Redoublons de travail et de soin,
Le mystère nous environne,
Nous n’avons que l’enfer pour témoin,
Feu brûle et chaudière bouillonne.
Macbeth, Shakespeare, traduction de Louise Collet
C’est un refrain résonnant dans le fond d’une grotte. Une comptine inquiète, une incantation. Du cœur à l’ouvrage entonné par la ronde persiflante des trois sorcières de Macbeth. Dans cette pièce de Shakespeare, les trois femmes abreuvent successivement de mots et d’images mystérieuses le personnage principal qui est rendu fou à cause d’interprétation. Des prédictions et des mystères qui lui font commettre des actes irréparables dans des situations de confusion douloureuse.
Et c’est ce que je te propose.
Laisse-toi guider dans un monde de symboles qui pourrait s’adresser à toi, se dérober et t’inviter à des actes, infimes ou signifiants.
Dans ce monde-là, la construction se fait pour la destruction. Pour imposer le bâtiment que l’histoire détruira. Celui qui n’aura de forme que dans sa transformation.
Vous êtes en présence d’épisodes du royaume.
D’abord vous n’avez rien vu. Qu’une épigraphe sur la vitrine de droite. Une fontaine, un décor une perspective tordue sur un objet mimant un paysage. La première forme de la pièce Feignons d’en être les organisateurs 1 (2020).
Vous êtes entrés, puisque vous avez le texte dans les mains.
Il y a le bruit de l’eau. Un long jet fin qui coule d’une lune suspendue.
Une lune qui pisse dans un bassin de bâche et de parpaings au dessus d’une scène, un décor avec quelques éléments symboliques qui semblent produire une histoire.
Vous avez raison.
Il s’agit de la pièce Le Festin V (2020).
Elle est pensée comme un castelet ou chaque objet est une potentielle marionnette à activer.
C’est le possible décor d’une mise en scène du Salomé d’Oscar Wilde. Un texte que j’adore. Une vision d’une Salomé meurtrière, capricieuse et amoureuse d’un corps, d’une image, de la beauté. D’un homme de foi misogyne et fanatique sous une lune mystérieuse qu’on ne cesse de commenter comme un oracle.
Sur les murs, des Salomé de Cranach revisitées par mes soins en dessin et colorisation numérique, et possédant en leurs doigts trifouillants en les cheveux de leur trophée morbide, la tête de Saint-Jean Baptiste.

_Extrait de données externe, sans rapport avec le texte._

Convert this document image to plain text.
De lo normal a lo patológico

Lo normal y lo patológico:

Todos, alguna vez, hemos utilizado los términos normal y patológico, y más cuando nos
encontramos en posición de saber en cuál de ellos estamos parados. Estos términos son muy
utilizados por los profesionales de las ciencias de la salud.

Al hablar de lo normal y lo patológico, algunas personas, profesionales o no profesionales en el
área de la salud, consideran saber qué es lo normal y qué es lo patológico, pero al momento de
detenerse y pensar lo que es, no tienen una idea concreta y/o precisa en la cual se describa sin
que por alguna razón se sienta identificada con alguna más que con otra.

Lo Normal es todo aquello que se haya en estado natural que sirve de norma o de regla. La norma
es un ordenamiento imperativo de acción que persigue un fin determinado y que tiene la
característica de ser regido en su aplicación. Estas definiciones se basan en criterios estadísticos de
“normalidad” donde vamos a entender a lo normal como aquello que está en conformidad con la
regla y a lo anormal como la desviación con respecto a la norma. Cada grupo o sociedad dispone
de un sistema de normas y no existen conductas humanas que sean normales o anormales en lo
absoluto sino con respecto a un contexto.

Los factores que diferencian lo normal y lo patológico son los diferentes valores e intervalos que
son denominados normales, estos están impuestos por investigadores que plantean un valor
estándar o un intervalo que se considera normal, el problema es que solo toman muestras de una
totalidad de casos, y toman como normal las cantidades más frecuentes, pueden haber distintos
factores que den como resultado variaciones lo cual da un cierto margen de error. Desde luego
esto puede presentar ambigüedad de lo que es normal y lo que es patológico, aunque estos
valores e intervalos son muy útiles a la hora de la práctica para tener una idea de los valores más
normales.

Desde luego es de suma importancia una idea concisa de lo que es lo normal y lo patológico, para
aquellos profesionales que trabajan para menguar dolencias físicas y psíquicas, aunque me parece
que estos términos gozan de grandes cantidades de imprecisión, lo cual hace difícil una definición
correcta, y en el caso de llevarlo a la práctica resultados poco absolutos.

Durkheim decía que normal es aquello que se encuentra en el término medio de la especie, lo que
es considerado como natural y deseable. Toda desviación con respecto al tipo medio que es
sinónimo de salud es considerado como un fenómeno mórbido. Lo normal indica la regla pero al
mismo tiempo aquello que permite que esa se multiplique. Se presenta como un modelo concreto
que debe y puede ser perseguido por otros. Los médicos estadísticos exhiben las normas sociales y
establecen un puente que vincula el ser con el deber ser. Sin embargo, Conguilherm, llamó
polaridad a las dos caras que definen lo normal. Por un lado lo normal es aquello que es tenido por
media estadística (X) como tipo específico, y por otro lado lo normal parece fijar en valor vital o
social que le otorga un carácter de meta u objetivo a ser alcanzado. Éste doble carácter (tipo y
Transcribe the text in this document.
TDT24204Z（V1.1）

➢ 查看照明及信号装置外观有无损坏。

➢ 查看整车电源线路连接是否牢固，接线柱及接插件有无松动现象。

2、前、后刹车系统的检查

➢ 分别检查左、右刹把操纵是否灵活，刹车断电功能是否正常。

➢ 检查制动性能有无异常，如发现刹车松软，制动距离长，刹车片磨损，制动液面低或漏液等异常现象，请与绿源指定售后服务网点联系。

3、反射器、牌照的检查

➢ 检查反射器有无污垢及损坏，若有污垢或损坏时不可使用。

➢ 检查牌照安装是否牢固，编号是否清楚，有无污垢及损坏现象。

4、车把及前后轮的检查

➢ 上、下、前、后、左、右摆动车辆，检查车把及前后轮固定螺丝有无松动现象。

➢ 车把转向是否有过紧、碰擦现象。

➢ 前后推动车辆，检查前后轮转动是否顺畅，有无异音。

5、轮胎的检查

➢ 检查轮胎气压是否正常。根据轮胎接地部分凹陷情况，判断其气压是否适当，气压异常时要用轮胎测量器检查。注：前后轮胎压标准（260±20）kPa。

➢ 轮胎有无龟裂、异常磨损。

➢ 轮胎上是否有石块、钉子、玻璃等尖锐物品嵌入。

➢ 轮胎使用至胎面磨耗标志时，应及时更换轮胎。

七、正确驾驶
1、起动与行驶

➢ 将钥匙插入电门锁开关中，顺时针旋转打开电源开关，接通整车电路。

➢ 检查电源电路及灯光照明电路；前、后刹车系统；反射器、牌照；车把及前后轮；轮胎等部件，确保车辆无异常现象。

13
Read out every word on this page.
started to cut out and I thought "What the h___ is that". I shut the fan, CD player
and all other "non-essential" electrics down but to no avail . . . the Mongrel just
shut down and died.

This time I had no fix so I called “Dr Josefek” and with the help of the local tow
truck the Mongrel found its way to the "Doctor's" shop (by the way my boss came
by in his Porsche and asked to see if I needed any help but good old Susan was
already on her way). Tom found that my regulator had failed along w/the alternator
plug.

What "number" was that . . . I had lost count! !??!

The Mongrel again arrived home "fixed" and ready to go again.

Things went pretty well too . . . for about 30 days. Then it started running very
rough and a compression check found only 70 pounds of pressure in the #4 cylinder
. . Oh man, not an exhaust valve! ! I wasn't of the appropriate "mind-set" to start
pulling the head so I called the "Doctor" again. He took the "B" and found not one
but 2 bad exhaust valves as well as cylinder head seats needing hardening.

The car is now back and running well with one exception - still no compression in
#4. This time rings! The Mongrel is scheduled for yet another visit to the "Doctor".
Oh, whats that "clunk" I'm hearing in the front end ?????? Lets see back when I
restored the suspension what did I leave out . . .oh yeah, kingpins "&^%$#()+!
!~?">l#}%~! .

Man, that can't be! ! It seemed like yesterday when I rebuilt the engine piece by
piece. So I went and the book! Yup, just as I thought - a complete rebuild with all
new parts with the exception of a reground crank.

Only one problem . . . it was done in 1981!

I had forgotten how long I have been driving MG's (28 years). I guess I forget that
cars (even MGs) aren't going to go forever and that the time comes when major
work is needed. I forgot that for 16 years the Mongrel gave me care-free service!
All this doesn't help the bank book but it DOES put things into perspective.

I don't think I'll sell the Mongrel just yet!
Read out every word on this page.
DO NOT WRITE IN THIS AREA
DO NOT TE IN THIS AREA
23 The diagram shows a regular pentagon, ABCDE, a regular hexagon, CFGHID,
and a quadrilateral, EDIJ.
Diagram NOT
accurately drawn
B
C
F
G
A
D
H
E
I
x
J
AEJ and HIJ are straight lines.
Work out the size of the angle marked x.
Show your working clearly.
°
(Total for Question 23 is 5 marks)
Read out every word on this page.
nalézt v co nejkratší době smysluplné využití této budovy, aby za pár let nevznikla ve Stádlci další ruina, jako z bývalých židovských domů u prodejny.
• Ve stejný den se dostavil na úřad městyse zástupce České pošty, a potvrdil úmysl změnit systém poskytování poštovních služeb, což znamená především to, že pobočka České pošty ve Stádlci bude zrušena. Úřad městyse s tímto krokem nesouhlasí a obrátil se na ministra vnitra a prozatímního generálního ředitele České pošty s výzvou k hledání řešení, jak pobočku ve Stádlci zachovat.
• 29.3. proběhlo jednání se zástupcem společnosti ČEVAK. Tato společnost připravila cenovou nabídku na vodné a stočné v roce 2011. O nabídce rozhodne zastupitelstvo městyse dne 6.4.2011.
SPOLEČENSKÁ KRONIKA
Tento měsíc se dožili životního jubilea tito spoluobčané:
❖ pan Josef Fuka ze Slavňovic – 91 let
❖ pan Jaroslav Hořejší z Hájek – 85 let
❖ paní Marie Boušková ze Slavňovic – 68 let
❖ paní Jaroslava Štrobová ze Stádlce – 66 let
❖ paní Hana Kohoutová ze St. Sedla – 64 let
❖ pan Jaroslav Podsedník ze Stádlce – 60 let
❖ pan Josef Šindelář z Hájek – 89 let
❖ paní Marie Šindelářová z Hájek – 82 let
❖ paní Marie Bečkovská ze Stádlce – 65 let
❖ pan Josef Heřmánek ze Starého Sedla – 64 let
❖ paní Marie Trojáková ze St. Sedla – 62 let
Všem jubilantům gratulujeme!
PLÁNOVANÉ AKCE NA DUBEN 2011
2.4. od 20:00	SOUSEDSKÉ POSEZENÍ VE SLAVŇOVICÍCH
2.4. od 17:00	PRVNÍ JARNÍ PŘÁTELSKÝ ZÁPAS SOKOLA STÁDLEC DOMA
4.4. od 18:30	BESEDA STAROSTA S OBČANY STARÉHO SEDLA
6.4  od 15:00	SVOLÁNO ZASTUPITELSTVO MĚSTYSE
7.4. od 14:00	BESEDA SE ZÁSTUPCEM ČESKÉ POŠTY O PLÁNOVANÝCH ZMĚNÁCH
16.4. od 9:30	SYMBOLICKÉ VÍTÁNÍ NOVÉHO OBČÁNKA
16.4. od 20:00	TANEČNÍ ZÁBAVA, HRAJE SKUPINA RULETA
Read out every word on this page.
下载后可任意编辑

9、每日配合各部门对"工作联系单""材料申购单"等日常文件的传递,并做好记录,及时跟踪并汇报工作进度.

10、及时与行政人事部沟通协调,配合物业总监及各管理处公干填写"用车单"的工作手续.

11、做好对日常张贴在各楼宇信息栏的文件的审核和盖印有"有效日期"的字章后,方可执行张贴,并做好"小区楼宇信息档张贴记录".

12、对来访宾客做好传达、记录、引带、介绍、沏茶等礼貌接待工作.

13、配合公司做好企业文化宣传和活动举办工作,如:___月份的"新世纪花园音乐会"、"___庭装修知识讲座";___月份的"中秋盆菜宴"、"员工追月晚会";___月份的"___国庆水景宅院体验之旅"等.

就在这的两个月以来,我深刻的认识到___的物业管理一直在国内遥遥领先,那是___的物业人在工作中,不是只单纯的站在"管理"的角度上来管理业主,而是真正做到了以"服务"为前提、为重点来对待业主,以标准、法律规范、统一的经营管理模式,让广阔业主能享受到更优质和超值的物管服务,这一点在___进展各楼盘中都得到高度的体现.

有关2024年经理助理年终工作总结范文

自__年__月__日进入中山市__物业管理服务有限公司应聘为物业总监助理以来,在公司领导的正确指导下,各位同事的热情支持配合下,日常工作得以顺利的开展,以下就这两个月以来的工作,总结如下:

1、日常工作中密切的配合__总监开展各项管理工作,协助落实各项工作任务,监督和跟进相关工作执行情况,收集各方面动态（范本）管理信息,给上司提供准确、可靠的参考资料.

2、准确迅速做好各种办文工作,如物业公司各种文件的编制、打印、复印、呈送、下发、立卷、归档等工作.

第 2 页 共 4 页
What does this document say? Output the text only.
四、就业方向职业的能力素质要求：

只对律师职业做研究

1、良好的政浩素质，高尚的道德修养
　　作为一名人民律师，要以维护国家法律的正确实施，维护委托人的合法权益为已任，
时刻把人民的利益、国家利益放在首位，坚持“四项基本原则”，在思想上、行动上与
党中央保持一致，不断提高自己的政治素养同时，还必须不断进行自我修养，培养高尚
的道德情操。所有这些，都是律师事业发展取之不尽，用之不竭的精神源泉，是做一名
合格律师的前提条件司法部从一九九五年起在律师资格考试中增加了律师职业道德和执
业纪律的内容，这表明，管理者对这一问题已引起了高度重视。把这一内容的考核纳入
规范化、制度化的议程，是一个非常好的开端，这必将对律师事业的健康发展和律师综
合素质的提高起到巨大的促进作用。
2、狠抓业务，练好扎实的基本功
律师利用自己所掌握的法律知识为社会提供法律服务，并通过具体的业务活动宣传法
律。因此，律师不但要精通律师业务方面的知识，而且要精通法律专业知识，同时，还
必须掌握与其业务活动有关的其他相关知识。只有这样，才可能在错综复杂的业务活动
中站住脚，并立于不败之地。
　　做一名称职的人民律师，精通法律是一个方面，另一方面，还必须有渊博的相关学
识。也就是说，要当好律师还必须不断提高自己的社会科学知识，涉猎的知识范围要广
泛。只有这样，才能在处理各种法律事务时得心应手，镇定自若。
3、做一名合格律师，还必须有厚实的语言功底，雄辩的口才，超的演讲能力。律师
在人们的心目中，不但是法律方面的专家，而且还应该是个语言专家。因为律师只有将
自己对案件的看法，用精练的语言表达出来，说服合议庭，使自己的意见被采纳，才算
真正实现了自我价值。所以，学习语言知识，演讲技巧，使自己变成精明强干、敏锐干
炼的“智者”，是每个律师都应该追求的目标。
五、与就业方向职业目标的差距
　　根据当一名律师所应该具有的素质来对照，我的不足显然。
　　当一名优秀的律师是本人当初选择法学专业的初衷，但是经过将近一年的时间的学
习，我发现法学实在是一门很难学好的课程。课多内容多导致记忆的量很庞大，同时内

Salomé IV 1 et 2 (2020), installées comme des têtes de gondoles grand-guignolesques.
Vous prenez maintenant les escaliers, vous l’apercevez déjà depuis la terrasse, la deuxième occultation : Feignons d’en être les organisateurs 2 (2020).
Des symboles se découpent en cartouche de la taille des fenêtres. Tel un mur de hiéroglyphes. Un inventaire de signes directement issu des gravures des Songes de Poliphile. Un langage crypté qui rappelle autant celui de l’héraldique qu’une liste d’ingrédients servant à la confection des potions. Un corpus de signes mystérieux, potentiellement magiques.
Quand vous entrez c’est une pièce verdâtre, une lumière de marécage qui se reflète sur les fragments carrelés de Sylvie III.
Sylvie III était un temple sur roulette qui fut accidenté. De même que les morceaux d’architectures blanches sont des apparitions morcelées d’une autre pièce, Maman Maniériste III.
Chacune de mes pièces est l’épisode d’une épopée plus vaste que lui. Leur transformation, leur vie, leur déformation font partie intégrante des expositions dans lesquelles elles viennent augmenter leur récit.
Leur réunion crée cette nouvelle installation : Symposium 03 (2020).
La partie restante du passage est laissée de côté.